Et puis, elle m'a envoyé celle-ci. Alors, j'ai essayé... J'en ai même écrit deux...
Et, c'est bien ce qui compte: essayer! Merci Laurence...

Le premier:


Un été.

On était dans un village du Sud, adossé à la pierre, en plein cœur d’un été sans fin, quand le dehors ne redevient fréquentable qu’en fin d’après midi à cause de la lourdeur accablante de l’air. Au loin, on entendait s’approcher l’encore léger grondement d’un orage qui n’allait pas tarder à éclater, poussé par le vent s’agaçant. Déjà, là-bas, de petits éclairs énervés commençaient à zébrer le ciel devenu mauve.
Quelques enfants du quartier haut, assis sur leur parapet, celui qui marque la limite des dernières maisons, la frontière entre la ville du bas et celle du haut, l’attendaient, l’orage. Ils avaient cessé leurs jeux de courses et de cache-cache dans les ruelles et pour s’amuser encore, ils s’ennuyaient un peu. Elle avait été vexée par une remarque de l’un, ce bébé, qui tenait son bâton comme une épée d’opérette. En vrai, elle en avait un peu marre de devoir jouer avec ces deux gosses, des garçons qui plus est.
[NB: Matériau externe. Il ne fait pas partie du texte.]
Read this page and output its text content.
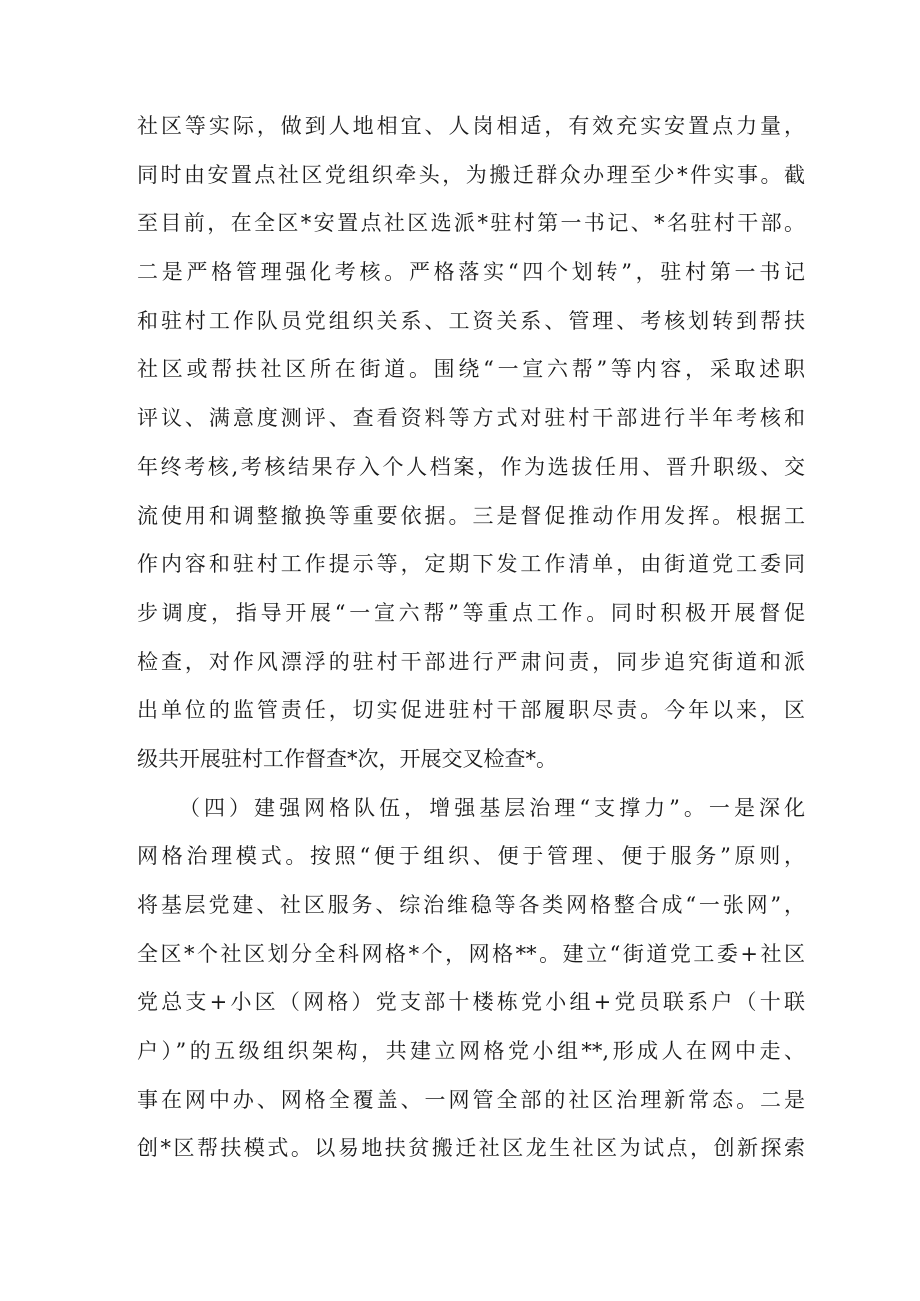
社区等实际，做到人地相宜、人岗相适，有效充实安置点力量，
同时由安置点社区党组织牵头，为搬迁群众办理至少*件实事。截
至目前，在全区*安置点社区选派*驻村第一书记、*名驻村干部。
二是严格管理强化考核。严格落实“四个划转”，驻村第一书记
和驻村工作队员党组织关系、工资关系、管理、考核划转到帮扶
社区或帮扶社区所在街道。围绕“一宣六帮”等内容，采取述职
评议、满意度测评、查看资料等方式对驻村干部进行半年考核和
年终考核,考核结果存入个人档案，作为选拔任用、晋升职级、交
流使用和调整撤换等重要依据。三是督促推动作用发挥。根据工
作内容和驻村工作提示等，定期下发工作清单，由街道党工委同
步调度，指导开展“一宣六帮”等重点工作。同时积极开展督促
检查，对作风漂浮的驻村干部进行严肃问责，同步追究街道和派
出单位的监管责任，切实促进驻村干部履职尽责。今年以来，区
级共开展驻村工作督查*次，开展交叉检查*。
（四）建强网格队伍，增强基层治理“支撑力”。一是深化
网格治理模式。按照“便于组织、便于管理、便于服务”原则，
将基层党建、社区服务、综治维稳等各类网格整合成“一张网”，
全区*个社区划分全科网格*个，网格**。建立“街道党工委+社区
党总支+小区（网格）党支部十楼栋党小组+党员联系户（十联
户）”的五级组织架构，共建立网格党小组**,形成人在网中走、
事在网中办、网格全覆盖、一网管全部的社区治理新常态。二是
创*区帮扶模式。以易地扶贫搬迁社区龙生社区为试点，创新探索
Comme elle rêvait d’ailleurs, de grande ville et d’être bien plus vieille !
Un autre avait repris un livre et faisait mine de s’y noyer.
Les larges sièges de pierres qui leur servaient d’assises étaient leur maison du dehors, c’est là qu’ils se posaient pour s’en dire, c’est là qu’ils s’adossaient pour s’échanger des secrets indicibles, c’est là, souvent, qu’ils attendaient le soir. En ce jour d’été, ils laissaient le ciel leur apporter l’orage, les premiers éclairs, l’odeur de la pluie sur la terre chaude et la fraîcheur revenue.
Ils étaient seuls, ensemble, chacun déjà plongé dans l’avenir qui allait les envelopper, chacun avec eux-mêmes, dans leur genre…
Le Félix du haut village, le petit blanc à queue noire qui était  de passage pour la distribution de caresses mais indifférent à ces évènements, vaguement inquiété par les grondements de l’orage approchant et séduit d’un coup par une odeur subtile s’est déplié lentement, les a plantés là et s’est remis en route…
C’est à cet instant précis que les premières gouttes ont déferlé sur le monde.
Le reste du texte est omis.